Он опять погнался за ней, и его левое плечо обжег нежданный огонь. Она исчезла, а он стоял, содрогаясь, потея, щурясь от блеска.
«Это трюк, — решил он. — Не играй в эту игру!»
Она появилась вновь, но он остался стоять, не глядя на нее.
Пламя за пламенем обжигало его, но он упрямо стоял, пытаясь собраться с мыслями.
Вновь появилась темная фигура футов семи высотой, с двумя парами рук.
В одной она что-то держала. Не будь освещение таким слепящим, он, пожалуй, мог бы…
Но темная фигура вызвала в нем такую ненависть, что он ринулся на нее.
Боль хлестнула его по боку.
Погодите! Да погодите же!
«Безумие! Это какое-то безумие! — сказал он себе, обретая свою личность. — Это же арена, я человек, а темная фигура — нет. Что-то не так!»

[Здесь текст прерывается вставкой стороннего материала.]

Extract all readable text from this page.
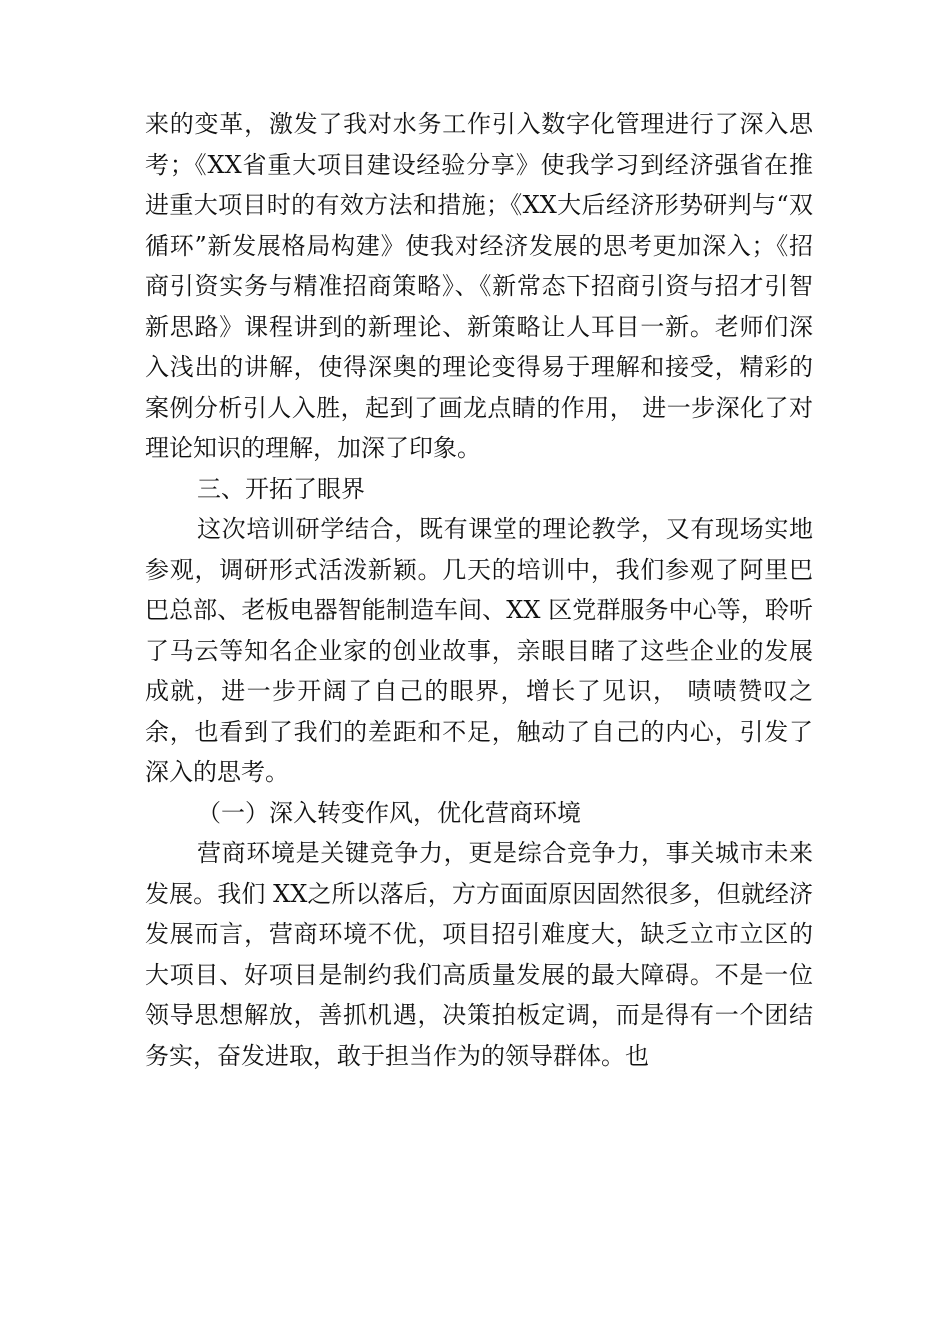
来的变革，激发了我对水务工作引入数字化管理进行了深入思考；《XX省重大项目建设经验分享》使我学习到经济强省在推进重大项目时的有效方法和措施；《XX大后经济形势研判与“双循环”新发展格局构建》使我对经济发展的思考更加深入；《招商引资实务与精准招商策略》、《新常态下招商引资与招才引智新思路》课程讲到的新理论、新策略让人耳目一新。老师们深入浅出的讲解，使得深奥的理论变得易于理解和接受，精彩的案例分析引人入胜，起到了画龙点睛的作用， 进一步深化了对理论知识的理解，加深了印象。

三、开拓了眼界

这次培训研学结合，既有课堂的理论教学，又有现场实地参观，调研形式活泼新颖。几天的培训中，我们参观了阿里巴巴总部、老板电器智能制造车间、XX 区党群服务中心等，聆听了马云等知名企业家的创业故事，亲眼目睹了这些企业的发展成就，进一步开阔了自己的眼界，增长了见识， 啧啧赞叹之余，也看到了我们的差距和不足，触动了自己的内心，引发了深入的思考。

（一）深入转变作风，优化营商环境

营商环境是关键竞争力，更是综合竞争力，事关城市未来发展。我们 XX之所以落后，方方面面原因固然很多，但就经济发展而言，营商环境不优，项目招引难度大，缺乏立市立区的大项目、好项目是制约我们高质量发展的最大障碍。不是一位领导思想解放，善抓机遇，决策拍板定调，而是得有一个团结务实，奋发进取，敢于担当作为的领导群体。也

Он опустился на четвереньки, выигрывая время. И зажал песок в обоих кулаках.
Тут он ощутил болезненный электрический разряд. Еще и еще. Он терпел, покуда мог, потом встал на ноги.
Темная фигура чем-то размахивала перед ним, и он почувствовал прилив ненависти.
Ринулся вперед и остановился перед ней. Теперь он знал, что это игра. Его зовут Майкл Кассиди. Он адвокат. В Нью-Йорке. Юридическая фирма Джонсона, Уимса, Догерти и Кассиди. Человек на улице остановил его и попросил прикурить. На углу, поздно вечером. Это он запомнил.
И швырнул песком в голову фигуры.
Она пошатнулась, воздев руки к тому, что могло быть ее лицом.
Стиснув зубы, он выдернул алюминиевый дротик из плеча и вогнал его заостренный конец в среднюю часть фигуры.
Что-то коснулось его затылка, все окуталось мраком, и он долгое время пролежал неподвижно.
Когда он вновь мог Пошевелиться, то увидел темную фигуру и попытался нанести ей удар.
Но промахнулся, и его спину полоснула боль, а по коже что-то потекло.
Он вновь поднялся на ноги и заревел:
— Вы не можете так обращаться со мной! Я человек, а не бык!
Раздались аплодисменты.
Шесть раз он бросался на темную фигуру, пытаясь схватиться с ней, скрутить ее, причинить ей боль. И всякий раз боль испытывал он.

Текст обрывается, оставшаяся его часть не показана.